Halakah ini merupakan ruang bersama untuk
mulai menata langkah gerak secara utuh dan saling tersambung. Halakah
pemikiran dan gerakan juga merupakan follow up dari gagasan transformasi NU
dengan tiga agenda utama.
Pertama, memformulasikan pemikiran dan visi
gerakan menghadapi abad kedua NU. Ini merupakan bentuk pengejawantahan dari
apa yang disebut kebangkitan pemikiran.
Transformasi ini diarahkan untuk
mempersiapkan 100 tahun kedua NU, bukan semata-mata menyambut usia 100 tahun.
Inilah sebenarnya yang harus menjadi tongkat estafet keberlanjutan antara
generasi abad pertama dan generasi abad kedua.
Kedua, menyusun visi dan strategi besar NU
dalam mendorong terwujudnya Indonesia Emas 2045. Ini merupakan bentuk
transformasi dari kebangkitan bangsa. Segenap generasi muda NU harus
diarahkan kepada kekaryaan produktif bagi terciptanya Indonesia Emas.

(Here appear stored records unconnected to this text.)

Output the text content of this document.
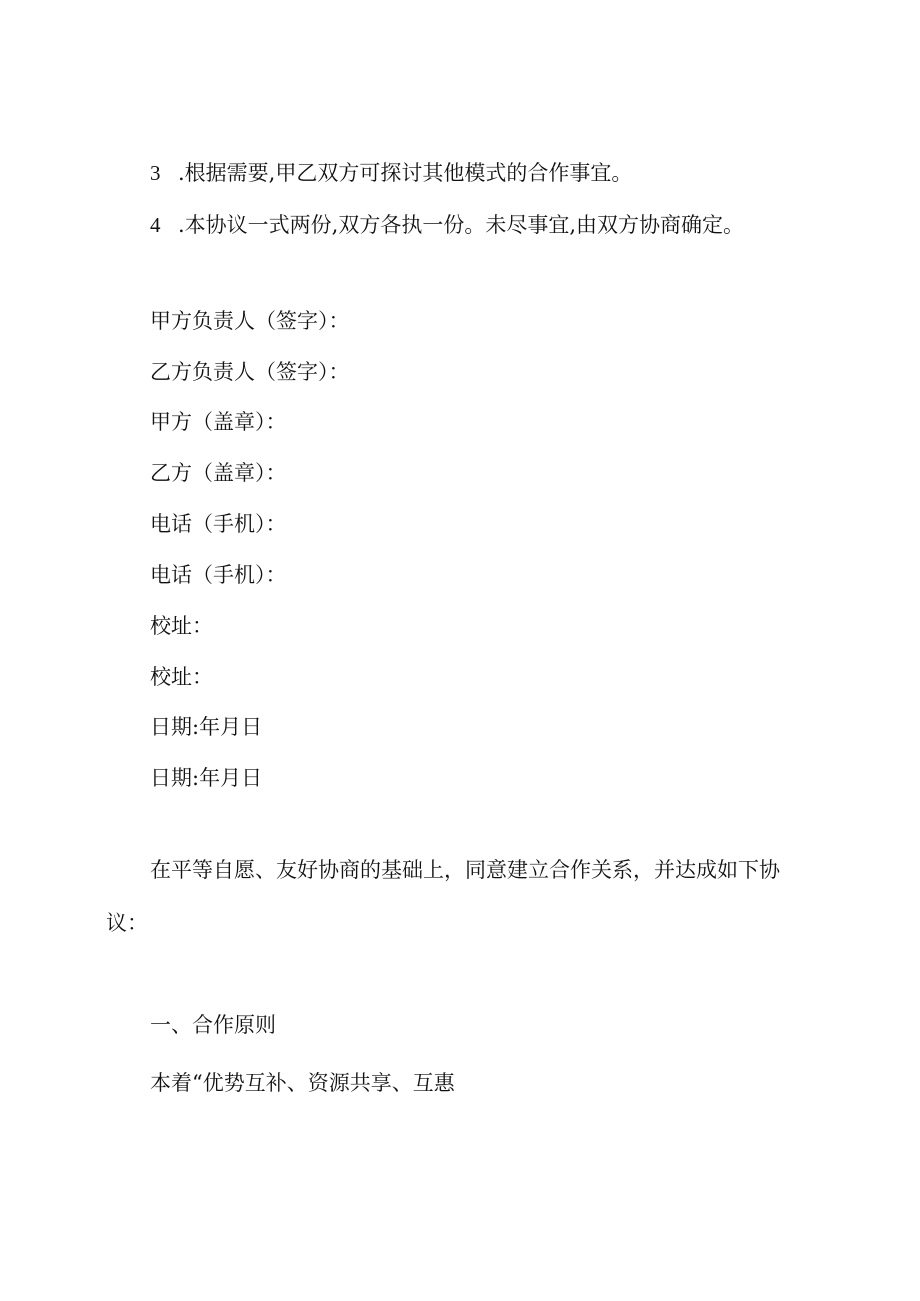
3 .根据需要,甲乙双方可探讨其他模式的合作事宜。
4 .本协议一式两份,双方各执一份。未尽事宜,由双方协商确定。
甲方负责人（签字）：
乙方负责人（签字）：
甲方（盖章）：
乙方（盖章）：
电话（手机）：
电话（手机）：
校址：
校址：
日期:年月日
日期:年月日
在平等自愿、友好协商的基础上，同意建立合作关系，并达成如下协
议：
一、合作原则
本着“优势互补、资源共享、互惠
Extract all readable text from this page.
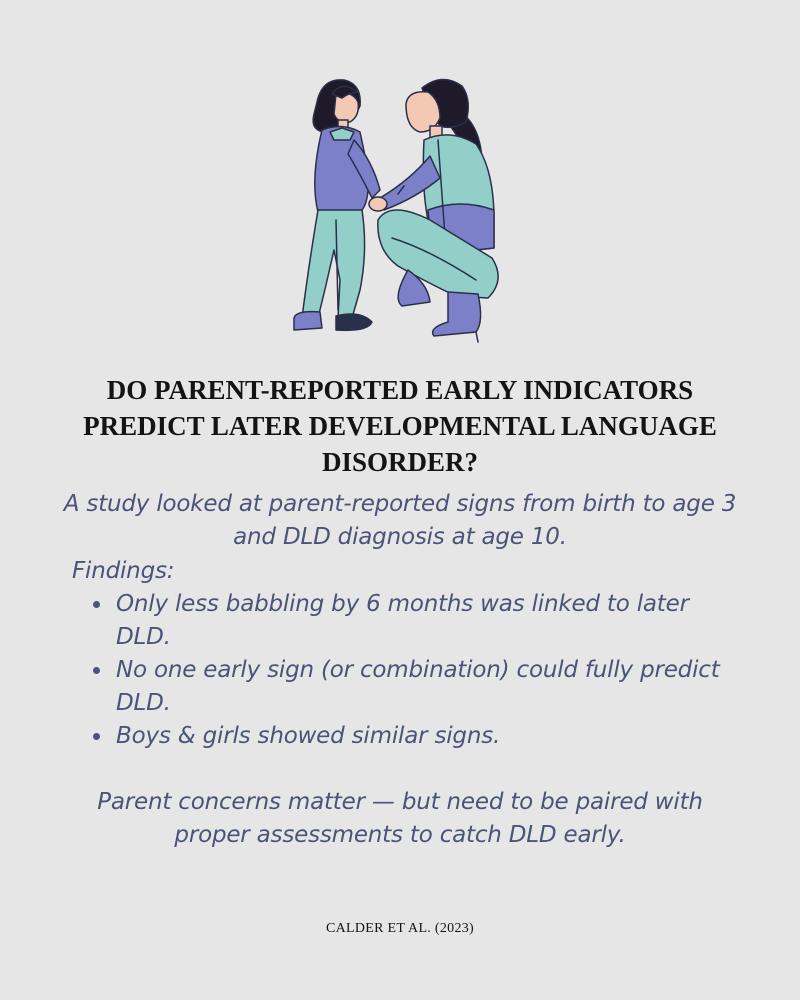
DO PARENT-REPORTED EARLY INDICATORS PREDICT LATER DEVELOPMENTAL LANGUAGE DISORDER?

A study looked at parent-reported signs from birth to age 3 and DLD diagnosis at age 10.

Findings:

Only less babbling by 6 months was linked to later DLD.
No one early sign (or combination) could fully predict DLD.
Boys & girls showed similar signs.

Parent concerns matter — but need to be paired with proper assessments to catch DLD early.

CALDER ET AL. (2023)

Diperlukan suatu guidance yang terstruktur
dan dapat menjadi roadmap gerakan ke arah tersebut. Karena itu, anak-anak
muda NU harus mengintegrasikan diri sepenuhnya ke dalam sistem nasional
sesuai keahlian dan kompetensinya masing-masing.
Secara bertahap dan generatif, kontribusi
positif tersebut akan dapat termanifestasikan sesuai dengan visi Islam
rahmatan lil ‘alamin.
Ketiga, menyusun gerakan ekonomi umat
sebagai bagian dari pengimplementasian kebangkitan ekonomi. Gerakan ekonomi
itu dapat dilakukan dengan semangat kerja sama dan sinergi dengan
komponen-komponen Orde Nasional yang lain.
Pada era yang terbuka ini, soliditas
ekonomi umat dan solidaritas antarkomponen menjadi sama-sama penting.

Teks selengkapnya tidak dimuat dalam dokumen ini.